BobFeb 13, 2004 at 1:29PM

My friend went insane on his blog design, Philosophistry. Is that the peak or the valley of the fitness landscape? It's certainly new...

BobFeb 13, 2004 at 1:30PM

p.s. scroll sideways...

essFeb 13, 2004 at 1:40PM

Books have really improved over the last few 100 years. I'm glad people were brave enough to mess with that formula.

jkottkeFeb 13, 2004 at 2:08PM

Books have really improved over the last few 100 years. I'm glad people were brave enough to mess with that formula.

This seems sarcastic, but I can't tell for sure. Care to expand upon this?

Philip DhingraFeb 13, 2004 at 2:16PM

Thanks Bob! Spread the Philosophistry. Basically I lay my site out more like a map and less like brochureware.

I try not to do innovation for innovation sake. But if I have a message that I want to explain that cannot be explained through existing mediums, I'm willing to risk creating something new.

This post justifies my design philosophy.

The process starts with me lunging forward on something weird. Inevitibly, this alienates some users. But then I tweak the design more and more, checking for browser-compatibility and what not, and then things settle down. If after a month or two, I still like the innovation, I let it stick, otherwise, on to something new.

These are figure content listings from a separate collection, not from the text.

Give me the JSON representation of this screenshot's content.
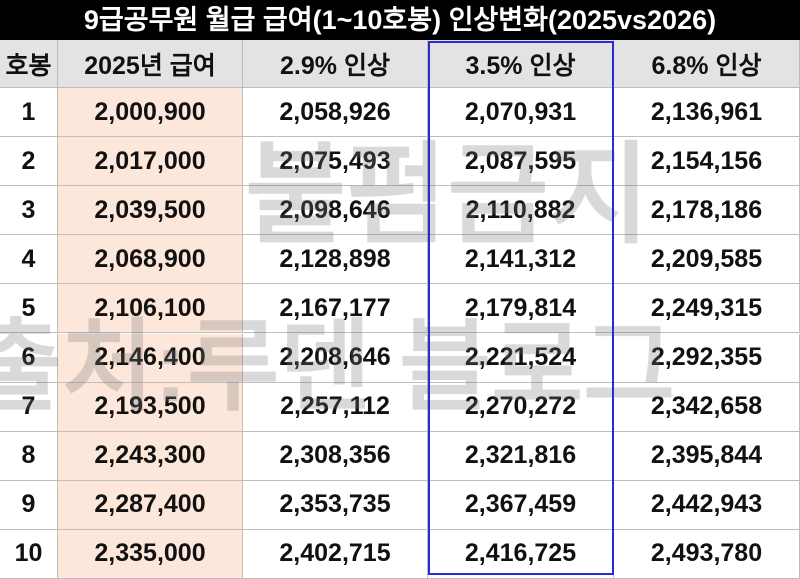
{
  "title": "9급공무원 월급 급여(1~10호봉) 인상변화(2025vs2026)",
  "table": {
    "header": [
      "호봉",
      "2025년 급여",
      "2.9% 인상",
      "3.5% 인상",
      "6.8% 인상"
    ],
    "rows": [
      [
        "1",
        "2,000,900",
        "2,058,926",
        "2,070,931",
        "2,136,961"
      ],
      [
        "2",
        "2,017,000",
        "2,075,493",
        "2,087,595",
        "2,154,156"
      ],
      [
        "3",
        "2,039,500",
        "2,098,646",
        "2,110,882",
        "2,178,186"
      ],
      [
        "4",
        "2,068,900",
        "2,128,898",
        "2,141,312",
        "2,209,585"
      ],
      [
        "5",
        "2,106,100",
        "2,167,177",
        "2,179,814",
        "2,249,315"
      ],
      [
        "6",
        "2,146,400",
        "2,208,646",
        "2,221,524",
        "2,292,355"
      ],
      [
        "7",
        "2,193,500",
        "2,257,112",
        "2,270,272",
        "2,342,658"
      ],
      [
        "8",
        "2,243,300",
        "2,308,356",
        "2,321,816",
        "2,395,844"
      ],
      [
        "9",
        "2,287,400",
        "2,353,735",
        "2,367,459",
        "2,442,943"
      ],
      [
        "10",
        "2,335,000",
        "2,402,715",
        "2,416,725",
        "2,493,780"
      ]
    ]
  },
  "watermark": [
    "불펌금지",
    "출처:루덴 블로그"
  ]
}
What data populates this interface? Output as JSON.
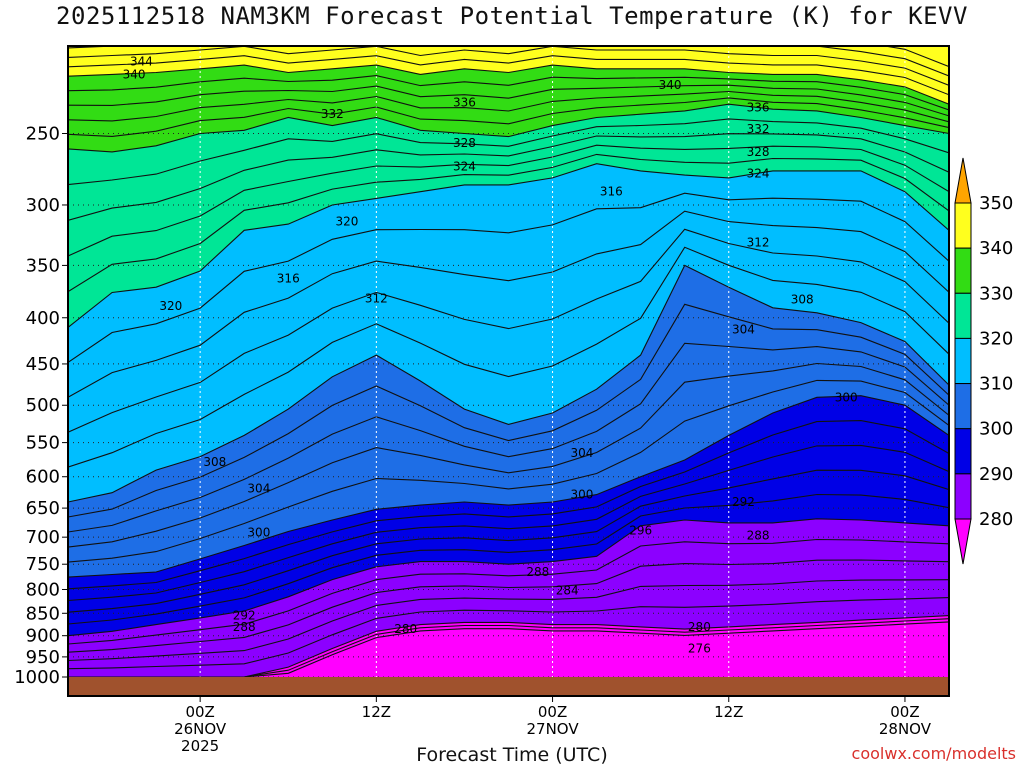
{
  "title": "2025112518 NAM3KM Forecast Potential Temperature (K) for KEVV",
  "credit": "coolwx.com/modelts",
  "chart_data": {
    "type": "heatmap",
    "title": "2025112518 NAM3KM Forecast Potential Temperature (K) for KEVV",
    "xlabel": "Forecast Time (UTC)",
    "ylabel": "",
    "x_unit": "forecast hour from 2025-11-25 18Z",
    "xlim": [
      -3,
      57
    ],
    "y_scale": "log",
    "ylim": [
      1000,
      200
    ],
    "grid": true,
    "y_ticks": [
      250,
      300,
      350,
      400,
      450,
      500,
      550,
      600,
      650,
      700,
      750,
      800,
      850,
      900,
      950,
      1000
    ],
    "x_ticks": [
      {
        "hour": 6,
        "label": [
          "00Z",
          "26NOV",
          "2025"
        ]
      },
      {
        "hour": 18,
        "label": [
          "12Z"
        ]
      },
      {
        "hour": 30,
        "label": [
          "00Z",
          "27NOV"
        ]
      },
      {
        "hour": 42,
        "label": [
          "12Z"
        ]
      },
      {
        "hour": 54,
        "label": [
          "00Z",
          "28NOV"
        ]
      }
    ],
    "colorbar": {
      "ticks": [
        280,
        290,
        300,
        310,
        320,
        330,
        340,
        350
      ],
      "colors": [
        {
          "range": "<280",
          "color": "#ff00ff"
        },
        {
          "range": "280-290",
          "color": "#8c00ff"
        },
        {
          "range": "290-300",
          "color": "#0000e6"
        },
        {
          "range": "300-310",
          "color": "#1e6ee6"
        },
        {
          "range": "310-320",
          "color": "#00beff"
        },
        {
          "range": "320-330",
          "color": "#00e696"
        },
        {
          "range": "330-340",
          "color": "#32dc14"
        },
        {
          "range": ">340",
          "color": "#ffff1e"
        }
      ],
      "over_color": "#ffa500"
    },
    "isentropes_hPa_by_hour": {
      "hours": [
        -3,
        0,
        3,
        6,
        9,
        12,
        15,
        18,
        21,
        24,
        27,
        30,
        33,
        36,
        39,
        42,
        45,
        48,
        51,
        54,
        57
      ],
      "levels": [
        {
          "theta": 280,
          "p": [
            1000,
            1000,
            1000,
            1000,
            1000,
            975,
            930,
            890,
            875,
            870,
            870,
            875,
            875,
            880,
            885,
            880,
            875,
            870,
            865,
            860,
            855
          ]
        },
        {
          "theta": 290,
          "p": [
            900,
            890,
            875,
            860,
            845,
            815,
            780,
            755,
            745,
            745,
            750,
            745,
            735,
            680,
            670,
            675,
            675,
            668,
            670,
            675,
            680
          ]
        },
        {
          "theta": 300,
          "p": [
            775,
            770,
            765,
            740,
            715,
            690,
            670,
            652,
            645,
            640,
            645,
            640,
            628,
            600,
            575,
            540,
            510,
            490,
            488,
            500,
            540
          ]
        },
        {
          "theta": 310,
          "p": [
            640,
            625,
            590,
            570,
            540,
            505,
            465,
            440,
            470,
            505,
            525,
            510,
            480,
            440,
            350,
            370,
            390,
            395,
            405,
            425,
            475
          ]
        },
        {
          "theta": 320,
          "p": [
            410,
            375,
            370,
            355,
            320,
            315,
            300,
            295,
            290,
            285,
            285,
            280,
            270,
            275,
            278,
            280,
            275,
            275,
            275,
            290,
            320
          ]
        },
        {
          "theta": 330,
          "p": [
            260,
            262,
            258,
            250,
            248,
            240,
            245,
            240,
            248,
            250,
            252,
            245,
            240,
            238,
            236,
            232,
            235,
            236,
            240,
            245,
            250
          ]
        },
        {
          "theta": 340,
          "p": [
            216,
            215,
            214,
            212,
            210,
            214,
            212,
            210,
            215,
            212,
            214,
            210,
            212,
            212,
            212,
            214,
            215,
            215,
            218,
            222,
            232
          ]
        }
      ]
    },
    "contour_labels": [
      {
        "text": "344",
        "hour": 2,
        "p": 208
      },
      {
        "text": "340",
        "hour": 1.5,
        "p": 215
      },
      {
        "text": "336",
        "hour": 24,
        "p": 231
      },
      {
        "text": "332",
        "hour": 15,
        "p": 238
      },
      {
        "text": "328",
        "hour": 24,
        "p": 256
      },
      {
        "text": "324",
        "hour": 24,
        "p": 272
      },
      {
        "text": "340",
        "hour": 38,
        "p": 221
      },
      {
        "text": "336",
        "hour": 44,
        "p": 234
      },
      {
        "text": "332",
        "hour": 44,
        "p": 247
      },
      {
        "text": "328",
        "hour": 44,
        "p": 262
      },
      {
        "text": "324",
        "hour": 44,
        "p": 277
      },
      {
        "text": "320",
        "hour": 16,
        "p": 313
      },
      {
        "text": "316",
        "hour": 34,
        "p": 290
      },
      {
        "text": "312",
        "hour": 44,
        "p": 330
      },
      {
        "text": "308",
        "hour": 47,
        "p": 382
      },
      {
        "text": "316",
        "hour": 12,
        "p": 362
      },
      {
        "text": "320",
        "hour": 4,
        "p": 388
      },
      {
        "text": "312",
        "hour": 18,
        "p": 381
      },
      {
        "text": "304",
        "hour": 43,
        "p": 412
      },
      {
        "text": "300",
        "hour": 50,
        "p": 490
      },
      {
        "text": "308",
        "hour": 7,
        "p": 578
      },
      {
        "text": "304",
        "hour": 10,
        "p": 618
      },
      {
        "text": "304",
        "hour": 32,
        "p": 565
      },
      {
        "text": "300",
        "hour": 32,
        "p": 628
      },
      {
        "text": "300",
        "hour": 10,
        "p": 692
      },
      {
        "text": "296",
        "hour": 36,
        "p": 688
      },
      {
        "text": "292",
        "hour": 43,
        "p": 640
      },
      {
        "text": "288",
        "hour": 44,
        "p": 697
      },
      {
        "text": "288",
        "hour": 29,
        "p": 765
      },
      {
        "text": "284",
        "hour": 31,
        "p": 802
      },
      {
        "text": "292",
        "hour": 9,
        "p": 855
      },
      {
        "text": "288",
        "hour": 9,
        "p": 880
      },
      {
        "text": "280",
        "hour": 20,
        "p": 885
      },
      {
        "text": "280",
        "hour": 40,
        "p": 880
      },
      {
        "text": "276",
        "hour": 40,
        "p": 930
      }
    ]
  },
  "x_ticks_text": {
    "t1a": "00Z",
    "t1b": "26NOV",
    "t1c": "2025",
    "t2a": "12Z",
    "t3a": "00Z",
    "t3b": "27NOV",
    "t4a": "12Z",
    "t5a": "00Z",
    "t5b": "28NOV"
  },
  "y_ticks_text": [
    "250",
    "300",
    "350",
    "400",
    "450",
    "500",
    "550",
    "600",
    "650",
    "700",
    "750",
    "800",
    "850",
    "900",
    "950",
    "1000"
  ],
  "colorbar_text": [
    "280",
    "290",
    "300",
    "310",
    "320",
    "330",
    "340",
    "350"
  ]
}
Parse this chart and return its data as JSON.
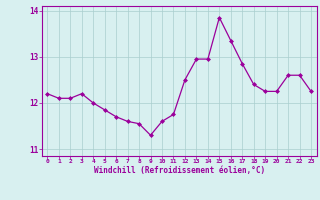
{
  "x": [
    0,
    1,
    2,
    3,
    4,
    5,
    6,
    7,
    8,
    9,
    10,
    11,
    12,
    13,
    14,
    15,
    16,
    17,
    18,
    19,
    20,
    21,
    22,
    23
  ],
  "y": [
    12.2,
    12.1,
    12.1,
    12.2,
    12.0,
    11.85,
    11.7,
    11.6,
    11.55,
    11.3,
    11.6,
    11.75,
    12.5,
    12.95,
    12.95,
    13.85,
    13.35,
    12.85,
    12.4,
    12.25,
    12.25,
    12.6,
    12.6,
    12.25
  ],
  "xlabel": "Windchill (Refroidissement éolien,°C)",
  "xlim": [
    -0.5,
    23.5
  ],
  "ylim": [
    10.85,
    14.1
  ],
  "yticks": [
    11,
    12,
    13,
    14
  ],
  "xticks": [
    0,
    1,
    2,
    3,
    4,
    5,
    6,
    7,
    8,
    9,
    10,
    11,
    12,
    13,
    14,
    15,
    16,
    17,
    18,
    19,
    20,
    21,
    22,
    23
  ],
  "line_color": "#9b009b",
  "marker": "D",
  "marker_size": 2.0,
  "bg_color": "#d8f0f0",
  "grid_color": "#aacece",
  "spine_color": "#9b009b",
  "tick_color": "#9b009b",
  "label_color": "#9b009b"
}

Peter CooperFeb 14, 2004 at 12:04PM

I also detected sarcasm in what ess said, although I don't know why, since books have, after all, changed significantly in the last 100 years (i.e. compare a Jeffrey Veen book to the original of 'A Christmas Carol'.)

nPhilFeb 16, 2004 at 5:42AM

Consider timescales and perpectives.

Think how much design (in relation to the web) has changed over such a short period of time.

Also, as people involved in this 'world' of internet technologies, we become accustomed to the pace of change. Marketeers would classify us as 'early adopters', always keen to buy-in to the latest and greatest.

I used to work with Paul Hammond (/wave Paul) directly. We had the same job title, in the same team. Now I'm working for a local government authority. The difference in culture has proven somewhat of a wakeup call.

Once you get used to the idea that you're just about the only person that knows how to finish the sentence 'All your base...', who knows about 'memes' or 'Googlewhacks' or even cares what doctype-switching is, then you become greatful for a toolkit of standard design conventions. Regardless of whether the boundaries are being set by ebay or by Veen/Krug/Nielsen/etc/etc.

'but there are other barriers'

Indeed.

I like innovation. New things are cool. I can handle it. I have NADD. This isn't the case for a lot of people. A lot of people that constitute the 'user' in 'user-centred-design'.

I'd love to input about the rate of cultural change in business, but I have to go to a meeting to explain how buying a CMS won't inherently improve 'quality'. Not without hiring more skilled people as well.

I can expect to have the new staff in by 2006.

Probably.

This thread is closed to new comments. Thanks to everyone who responded.